Explain why $\displaystyle \int_{C_1(0)} f(z) dz =0$ for the function $\dfrac{z^2}{z-3}$. In case there's some confusion with the notation, $C_1(0)=$ circle of radius $1$ centered at $0$ in $\mathbb{C}$.
We were given several theorems in class for this, but here's one that I think might be applicable:
Assume $f(z)$ analytic in domain $\Omega$ and $\Gamma \subset \Omega$ a closed Jordan curve whose interior is contained in $\Omega$ so that $f(z)$ is analytic on and inside $\Gamma$. Then $$\int_{\Gamma} f(z) dz = 0.$$
since $\Gamma=C_1(0)$ is a Jordan curve sitting inside the disk $\Omega=D_2(0)$. The function $f(z)$ has discontinuity at the point $z=3$, but that's okay since $\left|3-0 \right|^2=9 > 4$, so $3 \not\in D_2(0)$. Thus it is left to show that $f(z)$ is analytic on the disk. Is everything correct so far? Am I using the right theorem here?

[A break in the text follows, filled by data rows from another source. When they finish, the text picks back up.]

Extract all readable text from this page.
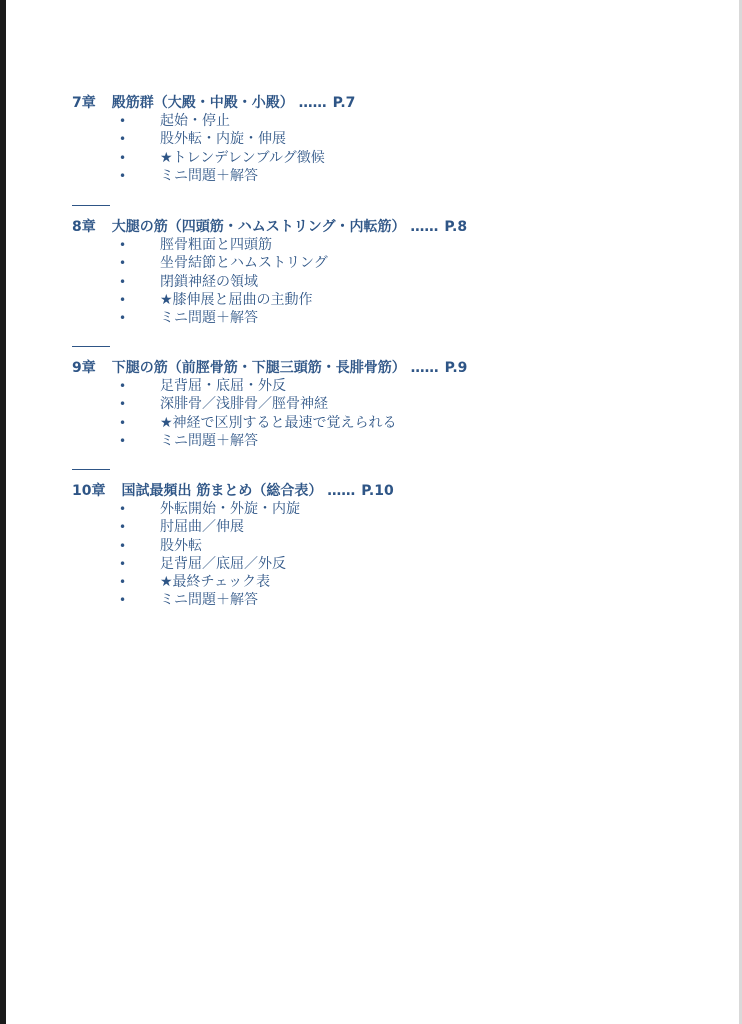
7章 殿筋群（大殿・中殿・小殿） …… P.7
• 起始・停止
• 股外転・内旋・伸展
• ★トレンデレンブルグ徴候
• ミニ問題＋解答
8章 大腿の筋（四頭筋・ハムストリング・内転筋） …… P.8
• 脛骨粗面と四頭筋
• 坐骨結節とハムストリング
• 閉鎖神経の領域
• ★膝伸展と屈曲の主動作
• ミニ問題＋解答
9章 下腿の筋（前脛骨筋・下腿三頭筋・長腓骨筋） …… P.9
• 足背屈・底屈・外反
• 深腓骨／浅腓骨／脛骨神経
• ★神経で区別すると最速で覚えられる
• ミニ問題＋解答
10章 国試最頻出 筋まとめ（総合表） …… P.10
• 外転開始・外旋・内旋
• 肘屈曲／伸展
• 股外転
• 足背屈／底屈／外反
• ★最終チェック表
• ミニ問題＋解答
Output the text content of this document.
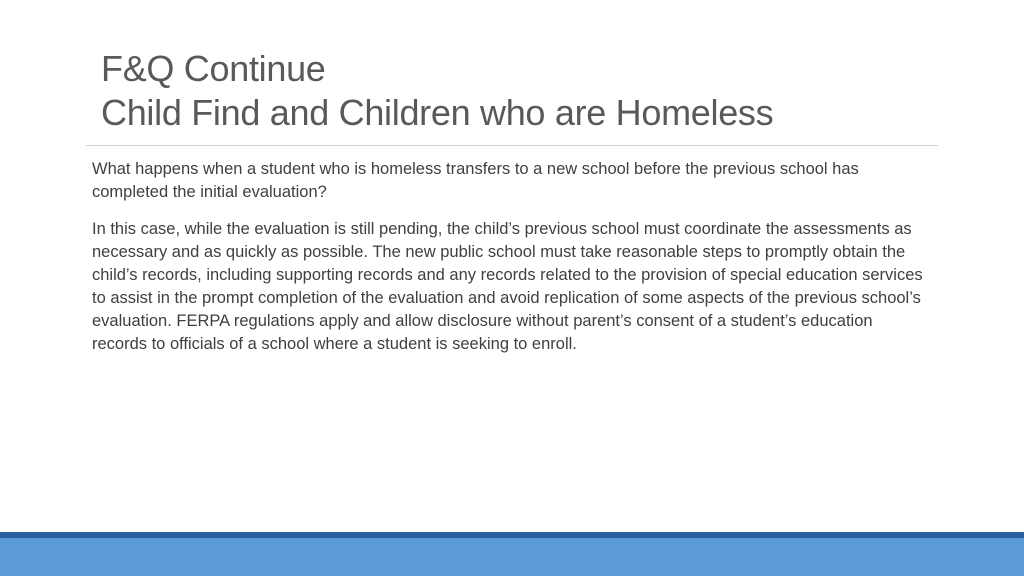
F&Q Continue
Child Find and Children who are Homeless

What happens when a student who is homeless transfers to a new school before the previous school has completed the initial evaluation?

In this case, while the evaluation is still pending, the child’s previous school must coordinate the assessments as necessary and as quickly as possible. The new public school must take reasonable steps to promptly obtain the child’s records, including supporting records and any records related to the provision of special education services to assist in the prompt completion of the evaluation and avoid replication of some aspects of the previous school’s evaluation. FERPA regulations apply and allow disclosure without parent’s consent of a student’s education records to officials of a school where a student is seeking to enroll.
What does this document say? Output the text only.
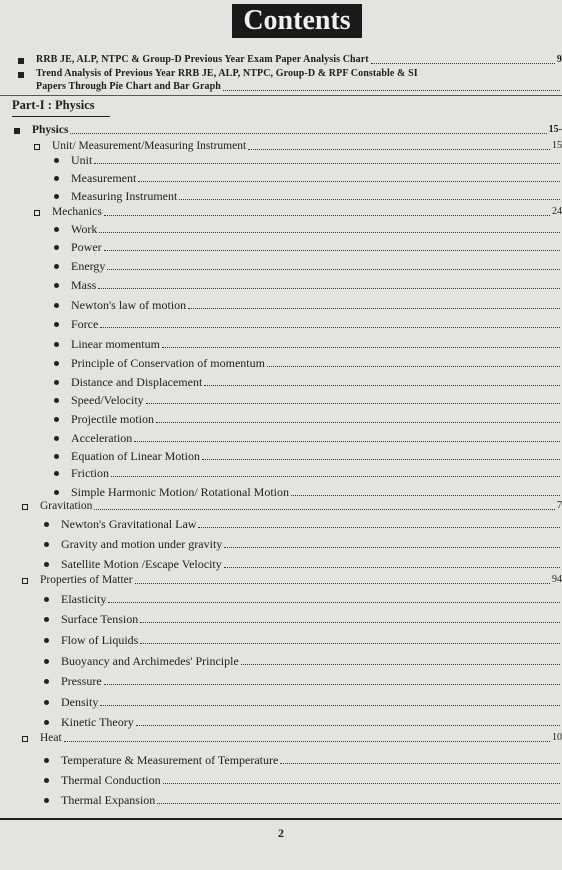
Contents
RRB JE, ALP, NTPC & Group-D Previous Year Exam Paper Analysis Chart	9
Trend Analysis of Previous Year RRB JE, ALP, NTPC, Group-D & RPF Constable & SI
Papers Through Pie Chart and Bar Graph
Part-I : Physics
Physics	15-
Unit/ Measurement/Measuring Instrument	15
Unit
Measurement
Measuring Instrument
Mechanics	24
Work
Power
Energy
Mass
Newton's law of motion
Force
Linear momentum
Principle of Conservation of momentum
Distance and Displacement
Speed/Velocity
Projectile motion
Acceleration
Equation of Linear Motion
Friction
Simple Harmonic Motion/ Rotational Motion
Gravitation	7
Newton's Gravitational Law
Gravity and motion under gravity
Satellite Motion /Escape Velocity
Properties of Matter	94
Elasticity
Surface Tension
Flow of Liquids
Buoyancy and Archimedes' Principle
Pressure
Density
Kinetic Theory
Heat	10
Temperature & Measurement of Temperature
Thermal Conduction
Thermal Expansion
2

Now I want to prove that $\dfrac{z^2}{z-3}$ is analytic, but I'm having trouble breaking it into real and complex parts so that I can check that the first order partial derivatives are continuous and that the Cauchy Riemann equations are satisfied. After expanding the $z^2$ term it just gets ugly. Assuming $z=x+iy$, I get $$\frac{x^2-y^2+i(2xy)}{(x+iy)-3}.$$ How do I show that this function is analytic?